Re:idiotic circular logic (Score:4, Interesting)
Re:More links (Score:1, Interesting)
It's a judgement call, is the bottom line. If all the kinks are worked out of the MWI for good, then out comes Occam's Razor. There will be interminable arguments between scientists over which one they consider "simpler," and therefore better. Is it better to postulate an invisible pair of dice in the sky, or an endless infinity of universes we can never observe?
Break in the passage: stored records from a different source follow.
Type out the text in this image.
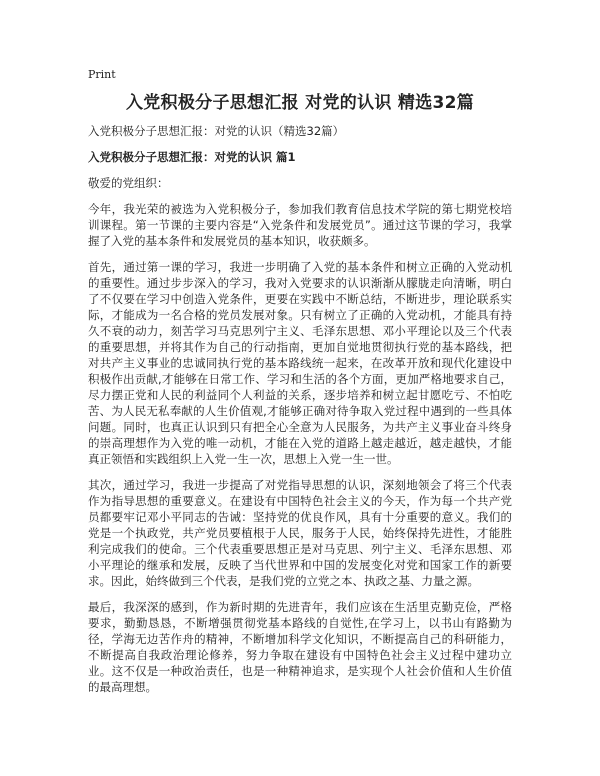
Print
入党积极分子思想汇报 对党的认识 精选32篇

入党积极分子思想汇报：对党的认识（精选32篇）

入党积极分子思想汇报：对党的认识 篇1

敬爱的党组织：

今年，我光荣的被选为入党积极分子，参加我们教育信息技术学院的第七期党校培训课程。第一节课的主要内容是“入党条件和发展党员”。通过这节课的学习，我掌握了入党的基本条件和发展党员的基本知识，收获颇多。

首先，通过第一课的学习，我进一步明确了入党的基本条件和树立正确的入党动机的重要性。通过步步深入的学习，我对入党要求的认识渐渐从朦胧走向清晰，明白了不仅要在学习中创造入党条件，更要在实践中不断总结，不断进步，理论联系实际，才能成为一名合格的党员发展对象。只有树立了正确的入党动机，才能具有持久不衰的动力，刻苦学习马克思列宁主义、毛泽东思想、邓小平理论以及三个代表的重要思想，并将其作为自己的行动指南，更加自觉地贯彻执行党的基本路线，把对共产主义事业的忠诚同执行党的基本路线统一起来，在改革开放和现代化建设中积极作出贡献,才能够在日常工作、学习和生活的各个方面，更加严格地要求自己，尽力摆正党和人民的利益同个人利益的关系，逐步培养和树立起甘愿吃亏、不怕吃苦、为人民无私奉献的人生价值观,才能够正确对待争取入党过程中遇到的一些具体问题。同时，也真正认识到只有把全心全意为人民服务，为共产主义事业奋斗终身的崇高理想作为入党的唯一动机，才能在入党的道路上越走越近，越走越快，才能真正领悟和实践组织上入党一生一次，思想上入党一生一世。

其次，通过学习，我进一步提高了对党指导思想的认识，深刻地领会了将三个代表作为指导思想的重要意义。在建设有中国特色社会主义的今天，作为每一个共产党员都要牢记邓小平同志的告诫：坚持党的优良作风，具有十分重要的意义。我们的党是一个执政党，共产党员要植根于人民，服务于人民，始终保持先进性，才能胜利完成我们的使命。三个代表重要思想正是对马克思、列宁主义、毛泽东思想、邓小平理论的继承和发展，反映了当代世界和中国的发展变化对党和国家工作的新要求。因此，始终做到三个代表，是我们党的立党之本、执政之基、力量之源。

最后，我深深的感到，作为新时期的先进青年，我们应该在生活里克勤克俭，严格要求，勤勤恳恳，不断增强贯彻党基本路线的自觉性,在学习上，以书山有路勤为径，学海无边苦作舟的精神，不断增加科学文化知识，不断提高自己的科研能力，不断提高自我政治理论修养，努力争取在建设有中国特色社会主义过程中建功立业。这不仅是一种政治责任，也是一种精神追求，是实现个人社会价值和人生价值的最高理想。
As I understand your post, you've chosen your side in that debate, for the present; that's fine. But nothing in your post, or the article from what I've seen, settles the debate. In fact, unless one or the other eventually leads to a deeper theory of physics that can't exist without a multiverse (or can't exist with it) and is experimentally testable, it can be argued that this debate lies outside the ability of science to settle.
Re:Occam's razor (Score:4, Interesting)
Many people mix those up. Our "mind" doesn't have anything to do with it.
The wave function collapses when a particle interacts with a macrosystem. When two macrosystems are separate from each other, we have to assume the other macrosystem is not coherent with us until contact.
And remember contact *includes* photons reflected off the other macrosystem, so if we see it, otherwise put "observe" it, we're already in contact.
This is why "observation" causes collapse. Not because we're smart.